YMK’nın hakim ve savcıları rahatsız eden bir diğer kararı ise 30 Haziran 2009’da alındı ve o karara göre tüm hakimler bir seçime tabi tutulacaklar ve o seçimi geçenler hakimliğe devam edecekler, 2009 sonuna kadar seçime katılmayanlar ise seçilemeyenler ile aynı muameleyi görecekler. Peki, seçilmeyenlere ne olacak? İşte bu noktanın belirsizliği Sırbistan’daki yargı mensuplarını rahatsız eden en önemli noktalardan biri oldu. Bunun yanı sıra Sırp hakimlere neden seçilmedikleri de açıklanmıyor; hatta seçilmeyenler listesi bile hazırlanmıyordu. Seçilemeyenler adlarını seçilenler listesinde bulamayınca seçilmediklerini anlıyorlardı. 2230 hakimden 1510’unun seçilmiş olması ve kalan 700’den fazla hakimin ne yapacağı ise belirsizliğini koruyor; herhangi bir itiraz hakları yok, çünkü herhangi bir açıklama yok.
Sırbistan’daki yargının bu durumu AB raporuna da yansıdı ve bu rapora göre, son reformlar yargının gücünü kırıyor ve yargıyı politik etkilenimleri açık hale getiriyor. Ayrıca raporda, seçimin bu nebze çabuk yapılmak istenmesi (2009 sonuna kadar) uzun vadede yargıyı siyasallaştırır, yargının bağımsızlığını, saygınlığını ve işleyişini etkiler, dendi.
Birleşmiş Milletler’e bu konuda rapor hazırlayan Leandro Despuy iki noktaya dikkat çekiyor ve bunları endişe verici görüyor: Birincisi YMK üyeleri ve onların bileşimi; ikincisi mevcut hakimlerin yeniden seçime tabi tutulması.
Bu duruma genel itirazlar; sebebi açıklanmaksızın bir hakimin kovulmasının önü açıldı, şeffaflık yitirildi, hakimlerin kendilerini savunma hakları yok, hakimlerin bağımsızlıkları ve tarafsızlıkları ile liyakatları soru işaretleri barındırıyor; şeklinde olurken; öneriler, hakimlerin seçimleri, terfileri ve hakim atamaları ( yasama ve yürütmeden) bağımsız olmalı ve şeffaflık esas alınmalıdır, yönünde oluyor. Ancak bu şekilde hakimlerin liyakatarından ve bağımsızlıklarından emin olunabilir, deniyor.
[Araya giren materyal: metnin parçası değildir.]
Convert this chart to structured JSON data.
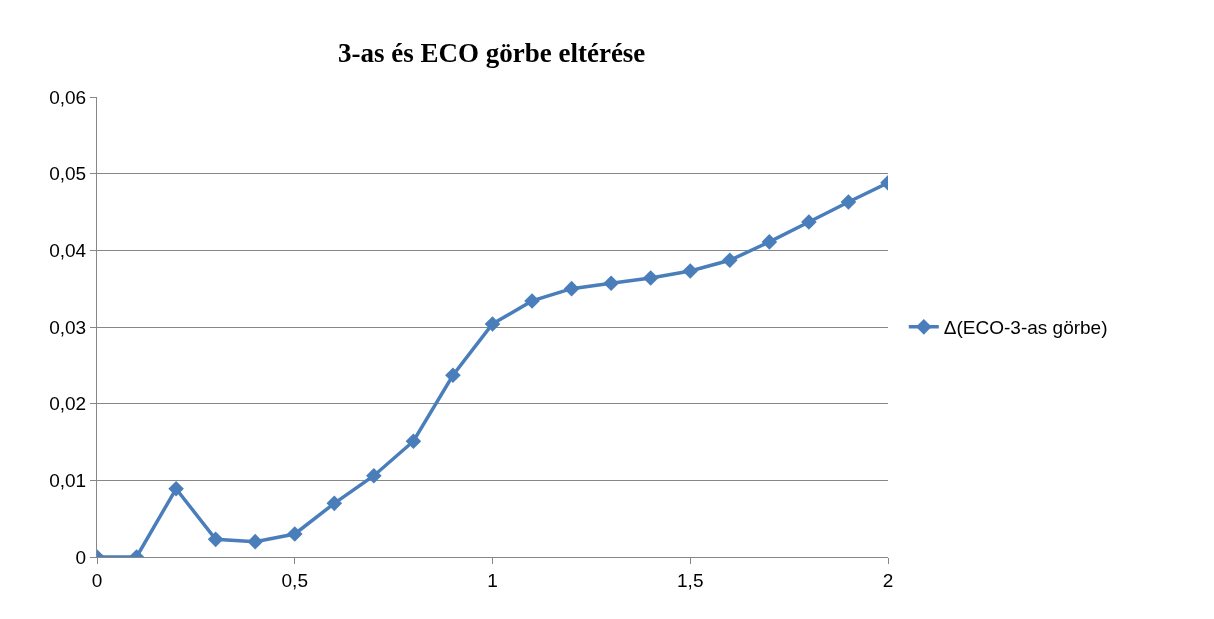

Sırbistan Hakimler Birliği de, bu sebeplerden ötürü Sırbistan’da yapılmış olan yargı reformuna karşı ciddi itirazlarda bulundu ve tekrar seçilemeyenleri, neden seçilmedikleri açıklanıp onlara savunma hakkı tanınana kadar, bünyesinde tutmaya karar verdi.
İşin siyasal boyutuna gelirsek...
Esasında bir tasfiye söz konusuydu. Kadife devrimler sonrası kurulan düzende eski sistemin hakim ve savcıları yeni bir düzen tesis etmek için engel olarak görülüyordu. Yargı, yürütmeyi hukuk sınırları içerisinde davranmaya zorlayarak gücünü sınırlıyordu. Kadife devrim bu nedenle yargıya demir yumruğunu indirdi. Kitaba uydurarak yargıda tasfiyeyi gerçekleştirdi. Önce yargıçları seçime tabi tuttu. Sonra seçim hakkında hiçbir açıklama yapmadan kazananları ve kaybedenleri açıkladı. Kaybedenler iktidara rağmen hukuka bağlı kalan yargıçlardı.
Sonuç olarak, yapılması planlanan yargı reformu Sırbistan’da yapılanlarla paralel olacaksa; bu, çok ciddi sonuçlar doğuracaktır. “Daha demokratikleşecek, milleti daha çok temsil edecek” sloganlarıyla yapılmak istenen yasamanın ve yürütmenin yargı’nın iç işleyişine karışmasının önünü açmaktan başka getireceği bir şey olduğunu düşünmek zor görünüyor.